On January 1, 1914, Lord Frederick Lugard succeeded in the amalgamation of the Northern and Southern Provinces of Nigeria to make up for what is now known as the Federal Republic of Nigeria. Frederick Lugard, who had assumed the office of the Protectorate of Northern Nigeria high commissioner in 1900, has often been considered the British colonial administrator model.

So, why did Lugard join two different countries as one in the same year the First World War began?

Frederick Lugard

Trained as an army officer, Frederick Lugard had served in India, Egypt, and East Africa, expelling Arab slave traders from Nyasaland, and establishing the British presence in Uganda.

In 1894, Lugard joined the Royal Niger Company and was sent to Borgu to counter French inroads, and in 1897 he was made responsible for raising the Royal West African Frontier Force from local duties to serve under British officers.

Image of Lord Frederick Lugard, Governor-General of Nigeria (1914-1919)
Lord Frederick Lugard, Governor-General of Nigeria (1914-1919).

Throughout his term as the High Commissioner of Northern Nigeria, Lugard was busy turning the economic sphere of influence inherited from the Royal Niger Company into a viable territorial body under strong British political control.

His aim was to conquer the region as a whole and obtain recognition by its indigenous rulers, particularly the Sokoto Caliphate Fulani emirs, for the British protectorate.

Lugard’s campaign actively suppressed local resistance and used armed force after failure of diplomatic initiatives.

In 1903, Kanem-Bornu surrendered to Lugard’s Armed Forces without a fight. However, Lugard mounted attacks on Kano and Sokoto.

From the point of view of Lugard, clear-cut military victories were important, otherwise, their surrenders weakened the resistance.

Indirect Rule in Northern Nigeria

Lugard’s popularity in Northern Nigeria was due to his policy of indirect rule, which requested that the rulers who had been defeated administer the protectorate.

If the Emirs embraced British authority, abolished the slave trade and cooperated with British officials to modernise their government, the colonial power was willing to confirm them in office.

The emirs kept their titles of caliphate but were accountable to British district officials, who had final authority. Emirs and other officials could be deposed by the British High Commissioner if necessary.

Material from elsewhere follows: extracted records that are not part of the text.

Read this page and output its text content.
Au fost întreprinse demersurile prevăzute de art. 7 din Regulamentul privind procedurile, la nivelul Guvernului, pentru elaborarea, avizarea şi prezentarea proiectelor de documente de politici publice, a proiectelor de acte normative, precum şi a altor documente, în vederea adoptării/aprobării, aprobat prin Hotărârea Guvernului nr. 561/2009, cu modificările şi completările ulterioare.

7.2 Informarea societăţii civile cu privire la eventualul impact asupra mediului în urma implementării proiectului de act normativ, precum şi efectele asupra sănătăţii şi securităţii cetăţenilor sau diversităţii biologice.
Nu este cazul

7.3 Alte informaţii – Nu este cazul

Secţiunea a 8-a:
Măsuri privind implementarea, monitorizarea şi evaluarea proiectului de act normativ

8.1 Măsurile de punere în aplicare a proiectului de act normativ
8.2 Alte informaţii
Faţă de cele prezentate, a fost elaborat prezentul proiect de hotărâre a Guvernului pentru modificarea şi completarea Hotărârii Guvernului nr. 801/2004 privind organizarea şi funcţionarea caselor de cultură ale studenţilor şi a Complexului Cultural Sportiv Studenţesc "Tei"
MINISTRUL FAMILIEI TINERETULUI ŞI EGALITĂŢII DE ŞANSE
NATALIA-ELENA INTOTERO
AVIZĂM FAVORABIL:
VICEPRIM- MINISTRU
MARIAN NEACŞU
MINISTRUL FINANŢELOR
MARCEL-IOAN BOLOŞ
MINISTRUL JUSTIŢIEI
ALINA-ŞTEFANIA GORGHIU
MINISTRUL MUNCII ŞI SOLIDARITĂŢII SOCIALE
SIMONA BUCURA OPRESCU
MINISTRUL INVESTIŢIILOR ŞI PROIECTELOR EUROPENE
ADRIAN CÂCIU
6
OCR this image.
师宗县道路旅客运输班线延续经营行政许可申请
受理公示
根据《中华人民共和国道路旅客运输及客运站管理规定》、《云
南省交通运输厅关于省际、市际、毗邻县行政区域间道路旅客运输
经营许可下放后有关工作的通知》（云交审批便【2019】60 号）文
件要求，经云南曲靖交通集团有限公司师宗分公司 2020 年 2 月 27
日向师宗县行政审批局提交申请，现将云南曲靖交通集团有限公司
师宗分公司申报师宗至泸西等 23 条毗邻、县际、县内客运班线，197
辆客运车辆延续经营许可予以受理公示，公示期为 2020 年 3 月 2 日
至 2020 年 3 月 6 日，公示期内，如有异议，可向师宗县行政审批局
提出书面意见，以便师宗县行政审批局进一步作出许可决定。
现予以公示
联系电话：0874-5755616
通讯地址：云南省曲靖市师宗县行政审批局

Lugard sharply reduced the number of titled fief holders in the emirates, which undermined the influence of the rulers.

Lord Frederick Lugard with Northern Nigeria’s traditional Emirs at the London Zoo, 1934. Waiting to be presented to King George V of England, Lugard took his guests to the Zoo for sightseeing.

Caliphate officials were converted under indirect rule into salaried district heads and became, in essence, agents of the British authorities, responsible for peacekeeping and tax collection. The old chain of command was merely capped with a new overlord, the high commissioner of Britain.

The protectorate required only a limited number of colonial officers who were dispersed as overseers throughout the territory.

They exercised discretion in advising the emirs and local officials, depending on local circumstances but all instructions from the high commissions were transmitted through the emir.

Though the high commissioner in the protectorate possessed unlimited executive and legislative powers, most of the government’s activities were undertaken by the emirs and their local administrations, subject to British approval.

A dual system of law worked— the sharia court (Islamic law) tended to deal with matters concerning Muslims’ personal status, including land disputes, divorce, debt, and slave emancipation.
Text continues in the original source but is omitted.